コラム 知らない間に「がん」が進行していた女性のリアルレポ、コロナ禍で病院を避ける人々に伝えたい「検診」の大切さ~その2~

コロナ禍の影響で、行政が推進する「健診」や「検診」を避ける人が統計上増えている……という報道が出ています。

各自治体や保健所、病院などが「しかし健診や健診を受けてください。これらは不要不急の用事ではありません」とホームページ等でアナウンスしていますが、現実問題として、コロナ禍の影響が横ばい状態に見える現在、感染リスクや、医療従事者の負担など、いろいろと考えて「健診」「検診」から遠ざかる人の心理には共感できます。

しかし、それでも受けたほうが良い「検診」はどんなものでしょうか?

2年前に「膀胱がん」が発覚したというユリさん(40代フリーランス・1児の母)の経験談をお伝えしております。 その1では、実は理解していない方の多い「健診」と「検診」の違いや、ユリさんが「ちょっとした不調」で通院した際、初期のがんが見過ごされ、1年後に一時は死を意識するまでに育ってしまった、というてんまつをご紹介しました。~その1~はこちら

後編では、なぜ初期段階で通院したのに、医師もユリさん本人も「がん」と気づけなかった「女性全般に起こりそうな、重大な誤判断」の内容からお話しします。

生理痛とプレ更年期を小さな不調と結び付けてしまった

はい、段落タイトルの通りです。ユリさん(当時40代前半)は、軽い血尿が気になって、まずかかりつけの内科を受診しました。ふだん特に健康に問題のなかったユリさん(いつもの受診の理由は風邪での発熱がつらい時や、数年に一回度程度のインフルンザ)、軽い血尿について医師に相談し、一応採尿してもらいました。

医師の診断は「うちの病院での軽い尿検査では特に問題ないみたいですが、尿を精密検査に出します?ユリさんの年代だと、更年期に入っているから、オリモノとか、体調のゆらぎが出やすいので、まだお若いし、そんなに心配しなくてもいいんじゃないかと思うけど。血尿っていうと膀胱がんの症状にもあるけれど、40代女性には統計的に大変少ない例ですし」というもの。ユリさんが忙しい仕事人であることも知っていたかかりつけ医ゆえ、「疑わしい確率が低い<通院によるユリさんの仕事時間のロス」を考えての回答だったようです。

そこでユリさん「精密検査はしなくても良さそうですね」と安心してしまいました。そしてその後、血尿が出る事もなく、日常生活を送れていました。

その半年後、また、目に見えてわかる血尿が。前回、内科は受診したので、今度は婦人科に行ってみました。血尿を「更年期」と結びつけていたユリさん、婦人科でエコー検査などもしますが、婦人科系の異常はみつかりませんでした。
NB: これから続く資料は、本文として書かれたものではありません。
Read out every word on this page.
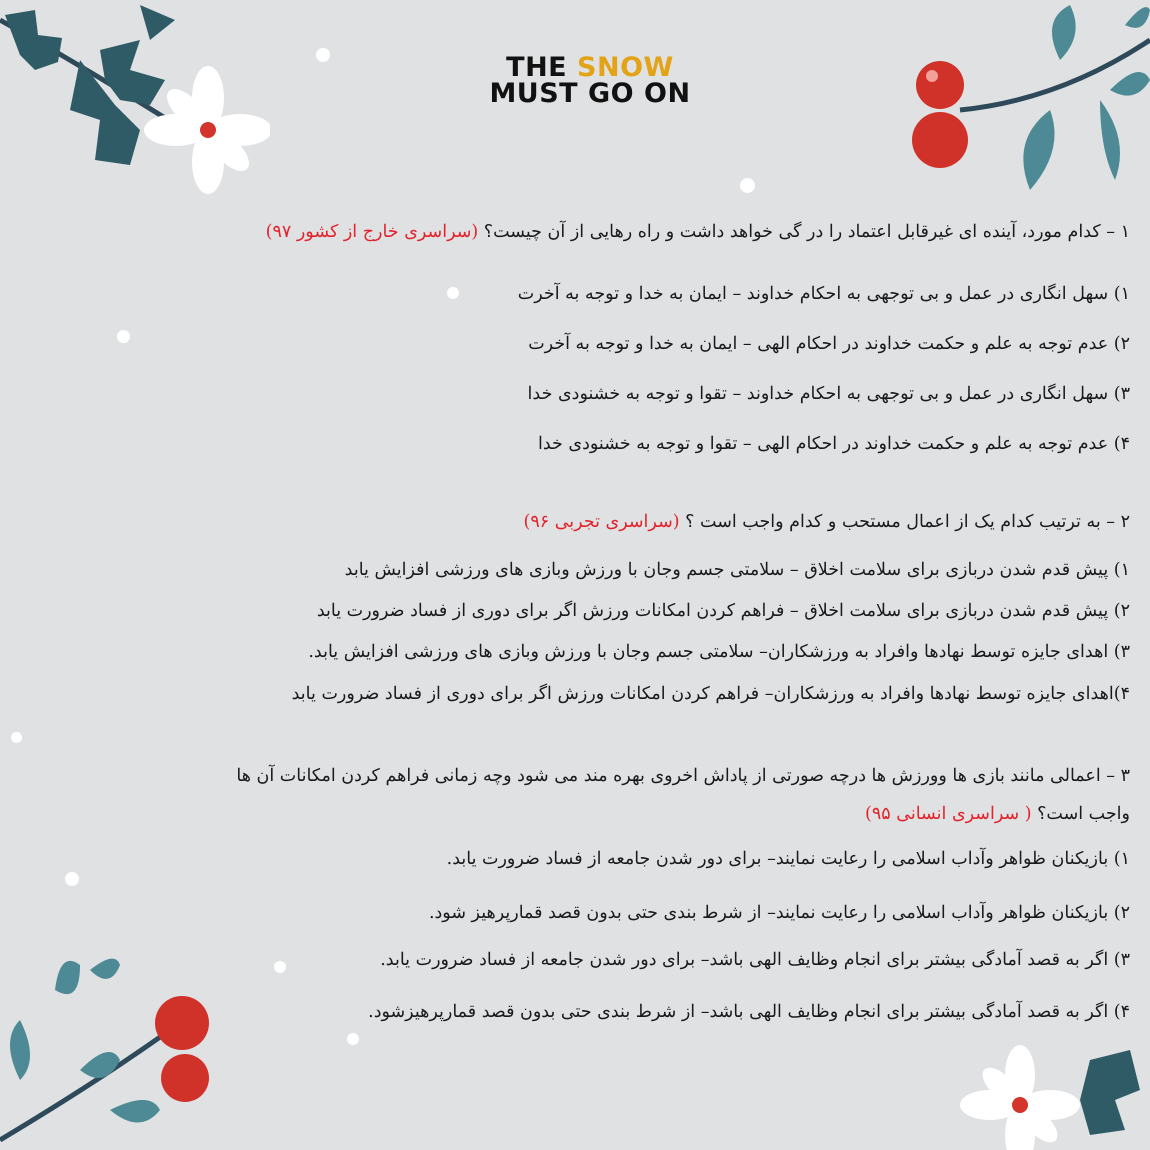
THE SNOW
MUST GO ON
۱ – کدام مورد، آینده ای غیرقابل اعتماد را در گی خواهد داشت و راه رهایی از آن چیست؟ (سراسری خارج از کشور ۹۷)
۱) سهل انگاری در عمل و بی توجهی به احکام خداوند – ایمان به خدا و توجه به آخرت
۲) عدم توجه به علم و حکمت خداوند در احکام الهی – ایمان به خدا و توجه به آخرت
۳) سهل انگاری در عمل و بی توجهی به احکام خداوند – تقوا و توجه به خشنودی خدا
۴) عدم توجه به علم و حکمت خداوند در احکام الهی – تقوا و توجه به خشنودی خدا
۲ – به ترتیب کدام یک از اعمال مستحب و کدام واجب است ؟ (سراسری تجربی ۹۶)
۱) پیش قدم شدن دربازی برای سلامت اخلاق – سلامتی جسم وجان با ورزش وبازی های ورزشی افزایش یابد
۲) پیش قدم شدن دربازی برای سلامت اخلاق – فراهم کردن امکانات ورزش اگر برای دوری از فساد ضرورت یابد
۳) اهدای جایزه توسط نهادها وافراد به ورزشکاران– سلامتی جسم وجان با ورزش وبازی های ورزشی افزایش یابد.
۴)اهدای جایزه توسط نهادها وافراد به ورزشکاران– فراهم کردن امکانات ورزش اگر برای دوری از فساد ضرورت یابد
۳ – اعمالی مانند بازی ها وورزش ها درچه صورتی از پاداش اخروی بهره مند می شود وچه زمانی فراهم کردن امکانات آن ها
واجب است؟ ( سراسری انسانی ۹۵)
۱) بازیکنان ظواهر وآداب اسلامی را رعایت نمایند– برای دور شدن جامعه از فساد ضرورت یابد.
۲) بازیکنان ظواهر وآداب اسلامی را رعایت نمایند– از شرط بندی حتی بدون قصد قمارپرهیز شود.
۳) اگر به قصد آمادگی بیشتر برای انجام وظایف الهی باشد– برای دور شدن جامعه از فساد ضرورت یابد.
۴) اگر به قصد آمادگی بیشتر برای انجام وظایف الهی باشد– از شرط بندی حتی بدون قصد قمارپرهیزشود.
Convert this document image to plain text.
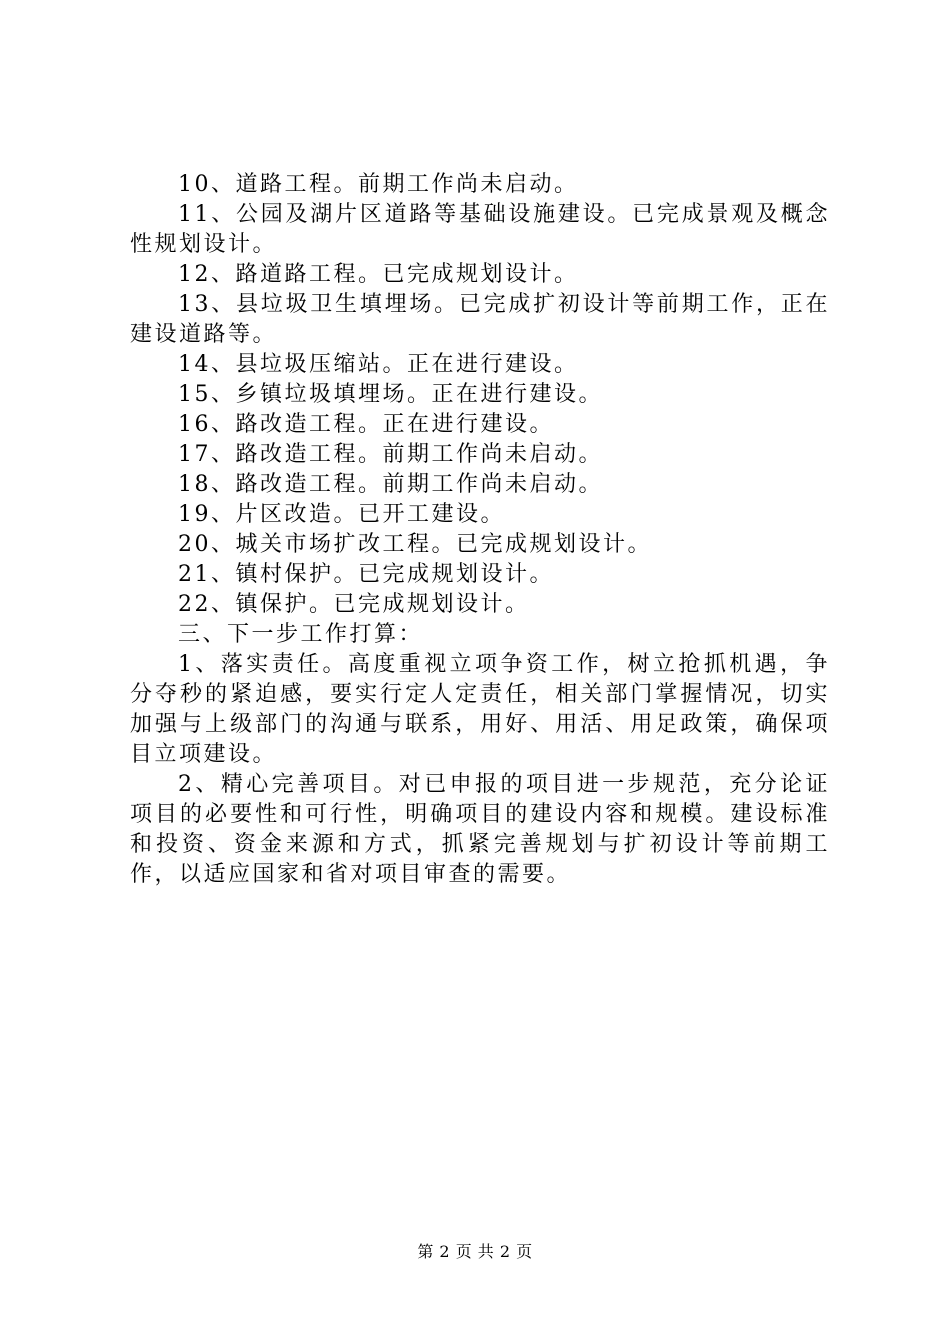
10、道路工程。前期工作尚未启动。

11、公园及湖片区道路等基础设施建设。已完成景观及概念性规划设计。

12、路道路工程。已完成规划设计。

13、县垃圾卫生填埋场。已完成扩初设计等前期工作，正在建设道路等。

14、县垃圾压缩站。正在进行建设。

15、乡镇垃圾填埋场。正在进行建设。

16、路改造工程。正在进行建设。

17、路改造工程。前期工作尚未启动。

18、路改造工程。前期工作尚未启动。

19、片区改造。已开工建设。

20、城关市场扩改工程。已完成规划设计。

21、镇村保护。已完成规划设计。

22、镇保护。已完成规划设计。

三、下一步工作打算：

1、落实责任。高度重视立项争资工作，树立抢抓机遇，争分夺秒的紧迫感，要实行定人定责任，相关部门掌握情况，切实加强与上级部门的沟通与联系，用好、用活、用足政策，确保项目立项建设。

2、精心完善项目。对已申报的项目进一步规范，充分论证项目的必要性和可行性，明确项目的建设内容和规模。建设标准和投资、资金来源和方式，抓紧完善规划与扩初设计等前期工作，以适应国家和省对项目审查的需要。

第 2 页 共 2 页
この時、実は尿検査をしていません。「更年期=婦人科」という誤解が心を占めていたので、受診直前に排尿してしまったのです。エコー検査で医師から「婦人科には悪いところはありませんね。いま、膀胱が空っぽでぺたんこなので、エコーに膀胱内が映りませんから、気になるようでしたら次回は、排尿せずにもう一度検査を受けてください」と言われました。

ここでもユリさん「婦人科系に異常がない」と安心し、病院を再訪しませんでした。